Rząd bierze się za spółki skarbu państwa
Rząd bierze się za spółki skarbu państwa Fot. Sławomir Kamiński / Agencja Gazeta

Dawid Jackiewicz, minister skarbu, przekonuje, że nadchodzi czas polskich spółek. I koniec pseudo-niepolitycznych konkursów na ich prezesów. Zapowiada też, że od teraz interes państwa jest najważniejszy.

REKLAMA
Minister Jackiewicz w rozmowie z "Super Expressem" daje do zrozumienia, że mimo licznych ataków na jego osobę, będzie walczyć o dobro kraju. – Wchodząc do ministerstwa, wiedziałem, że to jest taki obszar, w którym narażę się wielu ludziom, a zwłaszcza możnowładnym prezesom spółek – mówi. Teraz to się skończy, podobnie jak praca samego ministerstwa. – Zlikwidujemy je mniej więcej do połowy przyszłego roku – tłumaczy. Powód?

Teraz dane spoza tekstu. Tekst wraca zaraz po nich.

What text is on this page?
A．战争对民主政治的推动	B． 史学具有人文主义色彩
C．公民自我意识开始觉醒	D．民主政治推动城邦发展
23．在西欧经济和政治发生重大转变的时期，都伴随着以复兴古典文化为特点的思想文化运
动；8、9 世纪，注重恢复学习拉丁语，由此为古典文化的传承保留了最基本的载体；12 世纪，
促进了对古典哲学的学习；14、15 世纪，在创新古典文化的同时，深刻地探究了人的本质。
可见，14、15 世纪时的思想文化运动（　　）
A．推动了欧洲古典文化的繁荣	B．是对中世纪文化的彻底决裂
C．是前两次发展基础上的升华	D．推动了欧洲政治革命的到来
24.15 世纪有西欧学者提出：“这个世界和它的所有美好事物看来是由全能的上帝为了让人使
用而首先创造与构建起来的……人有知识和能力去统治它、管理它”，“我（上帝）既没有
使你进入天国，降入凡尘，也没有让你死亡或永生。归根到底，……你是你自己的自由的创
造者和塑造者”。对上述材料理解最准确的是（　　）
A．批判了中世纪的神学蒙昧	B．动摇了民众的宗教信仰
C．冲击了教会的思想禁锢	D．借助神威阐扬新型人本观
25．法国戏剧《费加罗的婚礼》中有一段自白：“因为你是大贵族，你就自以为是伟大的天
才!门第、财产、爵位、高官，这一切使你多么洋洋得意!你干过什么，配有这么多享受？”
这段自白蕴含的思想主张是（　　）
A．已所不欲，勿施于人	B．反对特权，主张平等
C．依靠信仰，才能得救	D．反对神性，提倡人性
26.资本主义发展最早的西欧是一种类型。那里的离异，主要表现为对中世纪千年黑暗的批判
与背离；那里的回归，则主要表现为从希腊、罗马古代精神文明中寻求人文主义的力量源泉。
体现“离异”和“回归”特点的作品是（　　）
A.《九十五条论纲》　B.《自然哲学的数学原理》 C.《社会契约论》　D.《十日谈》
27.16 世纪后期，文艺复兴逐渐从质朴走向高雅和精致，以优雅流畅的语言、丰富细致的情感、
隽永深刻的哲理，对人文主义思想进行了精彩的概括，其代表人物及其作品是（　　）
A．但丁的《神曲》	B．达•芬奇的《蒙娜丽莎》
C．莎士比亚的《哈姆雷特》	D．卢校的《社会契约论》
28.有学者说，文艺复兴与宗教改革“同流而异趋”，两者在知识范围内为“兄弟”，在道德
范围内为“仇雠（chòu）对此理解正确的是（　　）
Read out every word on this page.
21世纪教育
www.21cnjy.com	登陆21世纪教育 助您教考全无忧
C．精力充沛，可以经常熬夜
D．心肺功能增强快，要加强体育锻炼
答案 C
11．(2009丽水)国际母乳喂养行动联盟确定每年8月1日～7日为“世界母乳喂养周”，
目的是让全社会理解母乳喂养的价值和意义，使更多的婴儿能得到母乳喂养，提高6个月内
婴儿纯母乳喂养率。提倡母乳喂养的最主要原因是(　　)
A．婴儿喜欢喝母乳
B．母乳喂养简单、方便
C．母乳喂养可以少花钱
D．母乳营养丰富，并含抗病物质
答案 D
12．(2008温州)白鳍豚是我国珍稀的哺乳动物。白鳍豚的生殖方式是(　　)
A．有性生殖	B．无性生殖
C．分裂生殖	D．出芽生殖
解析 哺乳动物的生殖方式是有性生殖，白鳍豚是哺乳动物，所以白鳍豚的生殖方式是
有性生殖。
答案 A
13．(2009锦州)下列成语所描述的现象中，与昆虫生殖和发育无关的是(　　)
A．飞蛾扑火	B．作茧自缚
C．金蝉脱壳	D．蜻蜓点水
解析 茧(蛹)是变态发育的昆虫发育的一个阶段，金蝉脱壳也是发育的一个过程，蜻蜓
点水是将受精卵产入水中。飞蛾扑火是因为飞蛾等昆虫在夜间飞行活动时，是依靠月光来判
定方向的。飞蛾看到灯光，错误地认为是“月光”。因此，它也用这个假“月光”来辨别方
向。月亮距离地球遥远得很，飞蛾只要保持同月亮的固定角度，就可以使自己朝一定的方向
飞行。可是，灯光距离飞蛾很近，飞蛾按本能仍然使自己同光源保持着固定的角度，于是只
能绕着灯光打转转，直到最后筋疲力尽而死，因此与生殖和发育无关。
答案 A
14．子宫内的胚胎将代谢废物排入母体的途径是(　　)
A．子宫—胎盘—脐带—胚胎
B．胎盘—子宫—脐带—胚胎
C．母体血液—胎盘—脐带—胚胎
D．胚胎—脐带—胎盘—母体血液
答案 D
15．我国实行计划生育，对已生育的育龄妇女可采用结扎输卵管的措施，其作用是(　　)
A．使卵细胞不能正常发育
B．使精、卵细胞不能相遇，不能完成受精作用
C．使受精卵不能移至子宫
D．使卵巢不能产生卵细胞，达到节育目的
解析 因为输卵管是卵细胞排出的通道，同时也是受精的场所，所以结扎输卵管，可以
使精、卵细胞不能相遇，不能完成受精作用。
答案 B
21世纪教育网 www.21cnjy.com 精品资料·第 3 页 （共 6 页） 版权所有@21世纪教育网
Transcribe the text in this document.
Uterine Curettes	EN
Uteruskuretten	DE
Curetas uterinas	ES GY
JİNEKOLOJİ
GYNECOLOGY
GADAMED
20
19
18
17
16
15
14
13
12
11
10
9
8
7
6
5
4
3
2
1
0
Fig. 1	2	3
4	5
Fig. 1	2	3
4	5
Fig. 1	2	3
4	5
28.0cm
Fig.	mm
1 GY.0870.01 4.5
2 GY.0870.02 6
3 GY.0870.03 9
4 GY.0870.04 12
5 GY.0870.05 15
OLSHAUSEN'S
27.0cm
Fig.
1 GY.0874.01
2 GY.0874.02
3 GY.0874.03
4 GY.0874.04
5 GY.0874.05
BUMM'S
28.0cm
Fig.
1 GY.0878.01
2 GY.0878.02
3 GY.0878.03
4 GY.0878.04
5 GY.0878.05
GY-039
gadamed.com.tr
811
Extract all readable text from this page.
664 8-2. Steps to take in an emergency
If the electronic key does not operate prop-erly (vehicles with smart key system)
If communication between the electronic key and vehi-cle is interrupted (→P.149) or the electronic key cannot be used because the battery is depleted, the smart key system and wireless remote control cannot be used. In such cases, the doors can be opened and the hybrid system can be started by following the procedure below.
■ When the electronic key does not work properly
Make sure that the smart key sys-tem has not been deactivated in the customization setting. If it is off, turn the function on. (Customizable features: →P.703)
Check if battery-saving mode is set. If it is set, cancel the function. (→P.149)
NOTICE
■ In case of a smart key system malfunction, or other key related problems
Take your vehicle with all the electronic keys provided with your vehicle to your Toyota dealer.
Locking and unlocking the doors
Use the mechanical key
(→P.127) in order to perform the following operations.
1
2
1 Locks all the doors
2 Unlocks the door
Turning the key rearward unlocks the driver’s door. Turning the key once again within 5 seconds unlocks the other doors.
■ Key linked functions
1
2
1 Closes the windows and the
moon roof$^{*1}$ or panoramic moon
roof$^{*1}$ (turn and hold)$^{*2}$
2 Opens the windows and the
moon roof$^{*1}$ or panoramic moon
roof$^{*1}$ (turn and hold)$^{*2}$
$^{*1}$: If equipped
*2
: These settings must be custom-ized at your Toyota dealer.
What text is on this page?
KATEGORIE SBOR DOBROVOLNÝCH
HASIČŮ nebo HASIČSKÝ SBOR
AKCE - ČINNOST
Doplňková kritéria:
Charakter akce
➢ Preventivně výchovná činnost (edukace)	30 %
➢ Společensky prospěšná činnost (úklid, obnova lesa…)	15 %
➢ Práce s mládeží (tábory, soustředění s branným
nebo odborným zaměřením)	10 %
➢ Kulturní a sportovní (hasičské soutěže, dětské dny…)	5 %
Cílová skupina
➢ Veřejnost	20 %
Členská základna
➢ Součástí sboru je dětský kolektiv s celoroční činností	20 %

Nie ma już potrzeby "utrzymywania potężnego molocha biurokratycznego zatrudniającego półtora tysiąca osób".
Polityk uważa, że przyjmując stanowisko zrobił "najlepszy interes w życiu", a co ważniejsze, jak twierdzi, jego praca przyniesie widoczne efekty. Lepsze niż te, których autorami byli poprzednicy. A ci mieli działać według "własnego widzimisię". – Celem była tylko chęć pozyskania pieniędzy z prywatyzacji – stwierdza. A do tego działania PO groziły "wrogim przejęciem" przez zagraniczne spółki, m.in. rosyjskie. Chodziło o przemysł gazowy, chemiczny czy paliwowy.
Dzisiaj rząd stawia na polskie podmioty i będzie je upolityczniać, dając im za menedżerów osoby zgodne z jego wizją. Jackiewicz podkreśla, że nie można udawać, że jest inaczej. – Stanowiska i tak zajmowali ludzie z rekomendacji PO – dodaje. Czy to oznacza kłopoty dla przedsiębiorstw? Nie, jeśli działają dla dobra kraju. Problemem będzie jednak, gdy tego nie zrobią. Pytanie tylko, czy chodzi tylko o interes państwa.